Reputation: 17676
How can use fuzzy matching in pandas to detect duplicate rows (efficiently)
How to find duplicates of one column vs. all the other ones without a gigantic for loop of converting row_i toString() and then comparing it to all the other ones?
Upvotes: 6
Views: 8738
Reputation: 401
pandas-dedupe is your friend here. You can try to do the following:
import pandas as pd
from pandas_deudpe import dedupe_dataframe
df = pd.DataFrame.from_dict({'bank':['bankA', 'bankA', 'bankB', 'bankX'],'email':['email1', 'email1', 'email2', 'email3'],'name':['jon', 'john', 'mark', 'pluto']})
dd = dedupe_dataframe(df, ['bank', 'name', 'email'], sample_size=1)
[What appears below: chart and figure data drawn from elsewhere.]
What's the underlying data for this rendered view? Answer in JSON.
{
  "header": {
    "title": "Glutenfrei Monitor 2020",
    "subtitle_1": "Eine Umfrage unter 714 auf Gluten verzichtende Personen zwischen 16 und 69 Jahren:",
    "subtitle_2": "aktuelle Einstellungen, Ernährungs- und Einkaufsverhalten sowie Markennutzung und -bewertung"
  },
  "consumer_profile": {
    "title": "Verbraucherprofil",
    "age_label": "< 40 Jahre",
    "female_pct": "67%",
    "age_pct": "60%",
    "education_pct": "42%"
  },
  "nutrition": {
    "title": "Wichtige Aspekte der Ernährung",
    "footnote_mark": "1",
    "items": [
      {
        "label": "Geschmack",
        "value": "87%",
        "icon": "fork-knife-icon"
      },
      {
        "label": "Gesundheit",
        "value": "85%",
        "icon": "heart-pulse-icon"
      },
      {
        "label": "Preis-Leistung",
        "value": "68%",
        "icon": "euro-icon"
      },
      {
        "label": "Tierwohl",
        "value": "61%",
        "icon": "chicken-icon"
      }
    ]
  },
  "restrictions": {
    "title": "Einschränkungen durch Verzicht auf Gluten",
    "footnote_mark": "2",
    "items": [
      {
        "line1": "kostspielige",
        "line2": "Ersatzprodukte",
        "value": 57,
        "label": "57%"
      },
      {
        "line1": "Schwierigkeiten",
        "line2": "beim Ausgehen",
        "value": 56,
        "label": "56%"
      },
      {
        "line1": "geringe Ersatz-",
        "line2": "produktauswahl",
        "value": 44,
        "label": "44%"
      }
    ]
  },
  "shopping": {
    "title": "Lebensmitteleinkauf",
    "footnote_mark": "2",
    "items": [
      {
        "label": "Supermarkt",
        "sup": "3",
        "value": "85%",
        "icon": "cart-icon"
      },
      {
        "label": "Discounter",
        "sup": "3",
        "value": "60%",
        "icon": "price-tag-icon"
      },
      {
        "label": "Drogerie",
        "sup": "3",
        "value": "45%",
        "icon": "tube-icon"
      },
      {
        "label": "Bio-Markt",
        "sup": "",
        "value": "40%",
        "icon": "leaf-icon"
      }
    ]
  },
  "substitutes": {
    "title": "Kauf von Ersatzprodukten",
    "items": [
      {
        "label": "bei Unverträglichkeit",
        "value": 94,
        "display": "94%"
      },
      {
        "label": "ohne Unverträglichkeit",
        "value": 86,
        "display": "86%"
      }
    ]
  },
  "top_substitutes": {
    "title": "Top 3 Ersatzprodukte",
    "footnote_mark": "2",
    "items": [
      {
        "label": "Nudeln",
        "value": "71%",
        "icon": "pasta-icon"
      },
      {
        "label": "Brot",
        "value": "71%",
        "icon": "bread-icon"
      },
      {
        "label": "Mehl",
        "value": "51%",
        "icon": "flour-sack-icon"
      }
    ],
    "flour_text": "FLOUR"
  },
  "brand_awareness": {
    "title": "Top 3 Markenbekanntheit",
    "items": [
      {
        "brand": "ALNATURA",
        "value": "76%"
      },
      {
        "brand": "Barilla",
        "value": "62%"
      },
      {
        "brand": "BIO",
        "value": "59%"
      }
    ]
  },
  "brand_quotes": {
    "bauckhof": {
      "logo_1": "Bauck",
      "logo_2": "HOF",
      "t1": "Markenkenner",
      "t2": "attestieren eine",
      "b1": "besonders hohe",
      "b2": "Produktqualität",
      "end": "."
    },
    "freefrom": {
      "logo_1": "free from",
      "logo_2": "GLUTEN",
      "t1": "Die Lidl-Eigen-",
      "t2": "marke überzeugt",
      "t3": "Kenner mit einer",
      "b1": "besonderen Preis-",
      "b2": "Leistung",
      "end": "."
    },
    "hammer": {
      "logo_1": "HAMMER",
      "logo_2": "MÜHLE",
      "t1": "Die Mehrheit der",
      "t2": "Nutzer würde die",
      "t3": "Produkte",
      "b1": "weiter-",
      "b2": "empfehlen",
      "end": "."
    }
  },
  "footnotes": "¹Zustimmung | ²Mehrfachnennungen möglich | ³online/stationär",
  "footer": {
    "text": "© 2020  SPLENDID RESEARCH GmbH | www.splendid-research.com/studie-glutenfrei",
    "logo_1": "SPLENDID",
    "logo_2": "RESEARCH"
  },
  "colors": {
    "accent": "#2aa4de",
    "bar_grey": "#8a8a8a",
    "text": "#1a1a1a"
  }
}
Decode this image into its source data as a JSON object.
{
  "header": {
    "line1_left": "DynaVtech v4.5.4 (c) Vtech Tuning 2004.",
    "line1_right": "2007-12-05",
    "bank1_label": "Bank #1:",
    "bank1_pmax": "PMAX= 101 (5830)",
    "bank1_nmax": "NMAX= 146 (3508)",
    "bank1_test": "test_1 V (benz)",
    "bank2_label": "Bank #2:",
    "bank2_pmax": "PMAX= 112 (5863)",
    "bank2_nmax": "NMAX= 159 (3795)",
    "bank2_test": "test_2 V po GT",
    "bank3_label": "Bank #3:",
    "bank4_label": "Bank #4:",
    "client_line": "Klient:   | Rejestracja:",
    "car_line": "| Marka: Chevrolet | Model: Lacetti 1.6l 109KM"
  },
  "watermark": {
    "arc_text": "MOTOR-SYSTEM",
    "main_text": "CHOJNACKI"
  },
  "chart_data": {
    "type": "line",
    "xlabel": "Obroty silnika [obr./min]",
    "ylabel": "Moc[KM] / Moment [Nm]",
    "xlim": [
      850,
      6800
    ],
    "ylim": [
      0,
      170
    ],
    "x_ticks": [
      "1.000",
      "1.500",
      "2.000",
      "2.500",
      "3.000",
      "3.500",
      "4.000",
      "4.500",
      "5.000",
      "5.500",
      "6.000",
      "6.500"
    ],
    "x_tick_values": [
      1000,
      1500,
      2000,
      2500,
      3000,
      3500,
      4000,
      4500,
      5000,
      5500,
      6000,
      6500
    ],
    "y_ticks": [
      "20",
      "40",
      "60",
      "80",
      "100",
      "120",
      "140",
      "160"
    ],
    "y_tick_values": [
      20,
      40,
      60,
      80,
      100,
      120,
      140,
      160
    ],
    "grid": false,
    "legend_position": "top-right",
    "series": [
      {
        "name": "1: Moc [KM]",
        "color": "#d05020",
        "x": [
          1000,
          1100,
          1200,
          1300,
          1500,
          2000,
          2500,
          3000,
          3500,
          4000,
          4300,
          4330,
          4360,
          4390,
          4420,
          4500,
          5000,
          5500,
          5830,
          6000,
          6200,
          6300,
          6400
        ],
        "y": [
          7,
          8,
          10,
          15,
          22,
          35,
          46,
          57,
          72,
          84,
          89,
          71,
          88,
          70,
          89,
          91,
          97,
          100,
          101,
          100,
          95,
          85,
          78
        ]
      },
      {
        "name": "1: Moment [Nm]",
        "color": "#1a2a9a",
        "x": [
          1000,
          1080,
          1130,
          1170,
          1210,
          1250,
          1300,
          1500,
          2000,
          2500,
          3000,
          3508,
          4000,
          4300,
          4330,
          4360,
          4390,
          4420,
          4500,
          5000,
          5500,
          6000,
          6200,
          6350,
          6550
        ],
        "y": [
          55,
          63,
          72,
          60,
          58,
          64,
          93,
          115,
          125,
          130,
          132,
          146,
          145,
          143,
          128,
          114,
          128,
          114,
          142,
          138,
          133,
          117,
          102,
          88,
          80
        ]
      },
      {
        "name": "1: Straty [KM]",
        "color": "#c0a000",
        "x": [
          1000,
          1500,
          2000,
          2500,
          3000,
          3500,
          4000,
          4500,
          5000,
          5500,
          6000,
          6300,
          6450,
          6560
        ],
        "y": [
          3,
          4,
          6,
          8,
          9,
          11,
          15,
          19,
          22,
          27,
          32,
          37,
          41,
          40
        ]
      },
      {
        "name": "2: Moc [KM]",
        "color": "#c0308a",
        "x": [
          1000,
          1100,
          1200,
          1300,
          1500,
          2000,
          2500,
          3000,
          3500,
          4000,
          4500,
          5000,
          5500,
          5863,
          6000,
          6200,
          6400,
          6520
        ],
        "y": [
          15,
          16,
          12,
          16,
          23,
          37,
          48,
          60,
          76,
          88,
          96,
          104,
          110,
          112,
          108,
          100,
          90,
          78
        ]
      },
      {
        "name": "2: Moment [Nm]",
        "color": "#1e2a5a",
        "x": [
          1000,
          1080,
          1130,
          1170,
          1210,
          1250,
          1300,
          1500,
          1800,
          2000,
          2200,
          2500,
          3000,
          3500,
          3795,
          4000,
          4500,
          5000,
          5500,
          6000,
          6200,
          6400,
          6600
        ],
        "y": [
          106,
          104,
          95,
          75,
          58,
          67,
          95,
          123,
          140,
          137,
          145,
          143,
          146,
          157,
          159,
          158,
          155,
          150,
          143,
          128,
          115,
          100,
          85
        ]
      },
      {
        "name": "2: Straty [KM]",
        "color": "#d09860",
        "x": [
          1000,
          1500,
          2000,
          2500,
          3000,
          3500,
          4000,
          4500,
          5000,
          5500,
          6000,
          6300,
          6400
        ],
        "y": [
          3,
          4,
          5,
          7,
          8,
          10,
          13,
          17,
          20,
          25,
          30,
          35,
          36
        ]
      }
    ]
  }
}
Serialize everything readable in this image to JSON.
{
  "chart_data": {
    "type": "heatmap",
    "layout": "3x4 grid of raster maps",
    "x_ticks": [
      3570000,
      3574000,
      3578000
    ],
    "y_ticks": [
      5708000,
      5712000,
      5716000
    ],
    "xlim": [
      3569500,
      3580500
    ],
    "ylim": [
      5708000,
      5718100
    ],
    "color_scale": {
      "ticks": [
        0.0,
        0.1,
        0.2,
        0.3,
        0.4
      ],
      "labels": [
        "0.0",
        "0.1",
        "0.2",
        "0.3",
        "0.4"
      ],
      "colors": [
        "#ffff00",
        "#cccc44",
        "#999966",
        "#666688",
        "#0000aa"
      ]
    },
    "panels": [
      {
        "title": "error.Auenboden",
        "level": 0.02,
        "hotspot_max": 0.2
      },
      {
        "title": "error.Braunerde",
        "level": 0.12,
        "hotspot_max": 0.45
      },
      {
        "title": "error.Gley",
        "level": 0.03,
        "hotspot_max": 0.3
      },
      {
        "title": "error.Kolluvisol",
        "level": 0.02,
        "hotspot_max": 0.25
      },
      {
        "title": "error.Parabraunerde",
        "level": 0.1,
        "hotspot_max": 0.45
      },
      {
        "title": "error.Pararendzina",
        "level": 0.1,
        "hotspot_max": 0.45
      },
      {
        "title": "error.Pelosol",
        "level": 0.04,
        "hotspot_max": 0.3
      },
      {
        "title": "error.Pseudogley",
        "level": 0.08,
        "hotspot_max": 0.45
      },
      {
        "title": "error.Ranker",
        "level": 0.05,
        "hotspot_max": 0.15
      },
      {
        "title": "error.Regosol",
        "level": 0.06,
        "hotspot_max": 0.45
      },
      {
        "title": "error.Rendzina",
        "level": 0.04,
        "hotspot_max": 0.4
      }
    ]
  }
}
If you also want to set a canonical name to same entitites, set canonicalize=True
.
[I'm one of pandas-dedupe contributors]
Upvotes: 2
Reputation: 3249
There is now a package to make it easier to use the dedupe library with pandas: pandas-dedupe
(I am a developer of the original dedupe library, but not the pandas-dedupe package)
Upvotes: 0
Reputation: 3249
Not pandas specific, but within the python ecosystem the dedupe python library would seem to do what you want. In particular, it allows you to compare each column of a row separately and then combine the information into a single probability score of a match.
Upvotes: 6